An innovative plan to scatter 4,000 high-tech bikes for rent around Los Angeles was announced Sunday morning as tens of thousands of people pedaled into a temporary bike road across the city.
CicLAvia, a 10.5-mile long zig-zag from Hollywood to Boyle Heights, allowed bicyclists and pedestrians to claim pavement that is used by cars, trucks and buses the rest of the year. This year, the city-wide party was given three new branches: north to Chinatown, east to Boyle Heights and south down Central Avenue.
When the event got under way at 9:30 a.m. at Olvera Street, Mayor Antonio Villaraigosa announced the city's first "bikeshare" program, a European-style rental service that enables people to pick up bikes at kiosks across the city. Bike Nation plans to invest $16 million for 4,000 bikes at some 400 kiosks. The first are scheduled to open this fall.
The bikes will be free for 30 minutes' use, and then $1.50 for the next hour. Rates drop as rental periods increase — a three-day rental will be $12.
The bikes have built-in GPS devices, allowing a would-be bike renter to use a smart-phone app to find the nearest available ride. Bike Nation founder Navin Narang envisions expanding the concept nationwide.
"As we have seen with CicLAvia and "Carmaheaven," Angelenos are aching for a day without a car," Villaraigosa said before the event. "But in tough economic times like these, we knew it wasn't feasible to start a public bike share program. But we do know it's what LA needs."
"We're building the infrastructure, we're making it safe, and we're making it practical for Angelenos to get from point A to point B on two wheels," Villaraigosa said.

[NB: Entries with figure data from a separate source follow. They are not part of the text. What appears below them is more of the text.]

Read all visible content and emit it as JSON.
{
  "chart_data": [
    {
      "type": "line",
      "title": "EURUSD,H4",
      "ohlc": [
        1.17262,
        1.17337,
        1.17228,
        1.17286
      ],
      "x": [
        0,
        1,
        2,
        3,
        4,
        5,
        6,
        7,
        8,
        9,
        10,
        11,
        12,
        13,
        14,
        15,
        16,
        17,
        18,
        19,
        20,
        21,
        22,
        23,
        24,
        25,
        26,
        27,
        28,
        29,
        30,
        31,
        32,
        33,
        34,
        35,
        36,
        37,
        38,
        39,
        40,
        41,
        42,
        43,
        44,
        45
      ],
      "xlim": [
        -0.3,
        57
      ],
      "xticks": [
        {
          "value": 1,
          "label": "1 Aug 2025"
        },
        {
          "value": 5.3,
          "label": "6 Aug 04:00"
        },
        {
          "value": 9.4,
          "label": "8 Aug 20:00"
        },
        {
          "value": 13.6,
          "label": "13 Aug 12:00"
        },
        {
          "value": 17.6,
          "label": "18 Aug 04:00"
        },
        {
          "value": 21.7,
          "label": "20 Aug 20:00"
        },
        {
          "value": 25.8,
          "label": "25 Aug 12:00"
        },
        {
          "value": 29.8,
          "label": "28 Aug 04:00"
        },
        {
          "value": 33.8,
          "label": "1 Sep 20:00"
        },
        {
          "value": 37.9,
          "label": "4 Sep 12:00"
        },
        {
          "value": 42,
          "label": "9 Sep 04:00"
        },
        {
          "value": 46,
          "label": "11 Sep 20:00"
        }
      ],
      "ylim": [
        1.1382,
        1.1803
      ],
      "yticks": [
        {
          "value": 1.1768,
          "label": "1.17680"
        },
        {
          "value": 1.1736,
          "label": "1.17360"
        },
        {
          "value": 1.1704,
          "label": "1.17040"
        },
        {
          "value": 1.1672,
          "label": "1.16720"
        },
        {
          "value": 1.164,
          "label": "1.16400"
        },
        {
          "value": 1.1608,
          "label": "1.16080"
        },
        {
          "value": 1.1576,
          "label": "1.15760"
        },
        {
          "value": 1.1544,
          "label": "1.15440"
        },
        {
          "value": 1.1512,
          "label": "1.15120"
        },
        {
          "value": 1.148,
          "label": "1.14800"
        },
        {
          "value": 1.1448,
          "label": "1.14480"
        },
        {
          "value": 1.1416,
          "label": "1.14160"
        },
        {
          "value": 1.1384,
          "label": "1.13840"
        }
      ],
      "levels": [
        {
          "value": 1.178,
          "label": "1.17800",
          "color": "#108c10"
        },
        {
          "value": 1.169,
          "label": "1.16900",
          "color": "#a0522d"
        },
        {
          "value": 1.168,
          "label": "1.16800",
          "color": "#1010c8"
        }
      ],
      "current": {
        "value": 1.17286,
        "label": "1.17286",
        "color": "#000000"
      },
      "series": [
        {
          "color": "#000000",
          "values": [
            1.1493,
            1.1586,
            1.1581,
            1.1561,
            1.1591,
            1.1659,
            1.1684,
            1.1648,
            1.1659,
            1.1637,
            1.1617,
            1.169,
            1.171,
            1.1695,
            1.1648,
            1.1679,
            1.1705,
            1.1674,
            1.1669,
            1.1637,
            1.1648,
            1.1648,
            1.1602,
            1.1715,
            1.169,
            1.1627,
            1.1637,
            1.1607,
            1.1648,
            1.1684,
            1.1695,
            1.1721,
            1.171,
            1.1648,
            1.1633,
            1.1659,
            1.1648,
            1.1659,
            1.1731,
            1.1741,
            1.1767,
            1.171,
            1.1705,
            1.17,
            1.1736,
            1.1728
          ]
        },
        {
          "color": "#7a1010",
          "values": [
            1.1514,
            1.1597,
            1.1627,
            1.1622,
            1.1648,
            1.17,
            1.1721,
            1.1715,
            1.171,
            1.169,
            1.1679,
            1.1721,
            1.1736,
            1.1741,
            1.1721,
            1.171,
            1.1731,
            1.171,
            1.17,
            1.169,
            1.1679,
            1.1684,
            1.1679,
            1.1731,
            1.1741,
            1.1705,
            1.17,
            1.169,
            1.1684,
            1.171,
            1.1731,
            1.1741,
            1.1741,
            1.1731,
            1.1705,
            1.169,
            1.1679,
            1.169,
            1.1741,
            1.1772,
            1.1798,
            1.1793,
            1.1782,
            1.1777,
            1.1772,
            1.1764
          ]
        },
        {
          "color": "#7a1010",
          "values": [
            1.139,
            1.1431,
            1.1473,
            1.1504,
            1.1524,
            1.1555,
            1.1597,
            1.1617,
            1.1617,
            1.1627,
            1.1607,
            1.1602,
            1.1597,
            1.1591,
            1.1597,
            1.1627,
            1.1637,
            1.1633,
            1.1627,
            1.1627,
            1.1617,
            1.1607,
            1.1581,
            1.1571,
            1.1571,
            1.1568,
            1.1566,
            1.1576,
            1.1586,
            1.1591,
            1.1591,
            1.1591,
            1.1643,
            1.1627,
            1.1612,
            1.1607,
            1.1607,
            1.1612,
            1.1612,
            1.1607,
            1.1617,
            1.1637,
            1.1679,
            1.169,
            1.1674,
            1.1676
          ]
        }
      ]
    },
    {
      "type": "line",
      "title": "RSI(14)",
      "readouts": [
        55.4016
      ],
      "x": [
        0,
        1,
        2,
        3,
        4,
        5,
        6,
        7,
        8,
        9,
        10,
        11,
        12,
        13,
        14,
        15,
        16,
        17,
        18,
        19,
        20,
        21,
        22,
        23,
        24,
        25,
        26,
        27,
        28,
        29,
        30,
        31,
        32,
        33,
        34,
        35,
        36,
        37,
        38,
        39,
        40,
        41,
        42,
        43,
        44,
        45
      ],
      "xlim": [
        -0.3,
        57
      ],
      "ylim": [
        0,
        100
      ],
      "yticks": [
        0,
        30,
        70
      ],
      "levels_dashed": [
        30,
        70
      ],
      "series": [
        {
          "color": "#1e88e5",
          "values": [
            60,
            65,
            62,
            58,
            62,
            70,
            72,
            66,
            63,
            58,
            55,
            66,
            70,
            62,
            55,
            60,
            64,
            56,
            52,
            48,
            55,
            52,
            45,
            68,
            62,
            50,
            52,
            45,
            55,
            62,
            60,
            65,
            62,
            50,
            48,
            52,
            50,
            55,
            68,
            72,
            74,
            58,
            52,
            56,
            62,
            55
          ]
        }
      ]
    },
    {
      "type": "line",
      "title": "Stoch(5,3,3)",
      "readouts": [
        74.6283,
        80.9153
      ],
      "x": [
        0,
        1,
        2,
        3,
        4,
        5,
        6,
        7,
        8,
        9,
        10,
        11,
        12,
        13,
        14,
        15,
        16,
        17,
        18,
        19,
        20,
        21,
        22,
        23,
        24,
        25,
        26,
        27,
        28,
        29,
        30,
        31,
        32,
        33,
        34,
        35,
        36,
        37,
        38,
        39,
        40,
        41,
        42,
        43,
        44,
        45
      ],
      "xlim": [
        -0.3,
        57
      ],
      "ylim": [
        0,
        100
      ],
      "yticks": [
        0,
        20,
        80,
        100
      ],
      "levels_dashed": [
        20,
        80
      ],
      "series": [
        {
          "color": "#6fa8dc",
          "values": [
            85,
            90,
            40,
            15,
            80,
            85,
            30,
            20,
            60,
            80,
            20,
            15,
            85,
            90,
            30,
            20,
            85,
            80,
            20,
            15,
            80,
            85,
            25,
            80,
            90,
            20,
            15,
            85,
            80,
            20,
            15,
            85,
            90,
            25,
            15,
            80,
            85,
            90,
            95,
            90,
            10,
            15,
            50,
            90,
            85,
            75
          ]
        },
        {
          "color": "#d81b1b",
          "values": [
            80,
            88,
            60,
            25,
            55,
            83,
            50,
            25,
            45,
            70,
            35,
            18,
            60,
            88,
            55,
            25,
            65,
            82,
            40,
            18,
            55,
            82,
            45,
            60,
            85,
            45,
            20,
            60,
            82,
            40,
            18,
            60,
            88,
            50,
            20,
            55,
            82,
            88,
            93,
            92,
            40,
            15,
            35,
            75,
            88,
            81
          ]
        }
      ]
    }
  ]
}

Today's CicLAvia closed streets between the eastern edge of Hollywood and the Westlake and Pico-Union districts, primarily along New Hampshire Avenue and 7th Street. At Figueroa and 7th streets downtown, the closure forked north to Chinatown, east to Boyle Heights, and south to "jazz row" on Central Avenue.
This was the fourth CicLAvia, which is now held twice a year due to overwhelming attendance. The event has become crowded with pedestrians enjoying stress-free walking and play on the streets, so much so that bicyclists are being asked to exercise caution and courtesy on some blogs.
CicLAvia is modeled on a popular event in Bogota, Colombia.
CicLAvia producer Aaron Paley said organizers want to mature the event and "integrate it into warp and woof of Los Angeles, make it the thing that weaves us together."
He said he wants CicLAvia to appeal to all demographics, "from hipsters to grandmothers."
The loosely-knit organization became a nonprofit last fall, and hopes to expand the concept to other cities including San Fernando, Huntington Park, South Gate, Lynwood and Pomona. A CicLAvia has also been tentatively scheduled for Sept. 16 in Long Beach.
Paley said he hopes to increase the frequency of the event to once a month within five years, with increased support from corporations and individuals.
Backers say the event exposes participants to local businesses along the route, providing restaurants, bars, shops and services with a "CicLAvia Bump" in customers.
"Having just 100 people go by your shop on a bike or by foot is significantly better than 1,000 speeding by in their cars," said Matt Berman, founder of Bolt Barbers, who has a haircut shop on Spring Street downtown.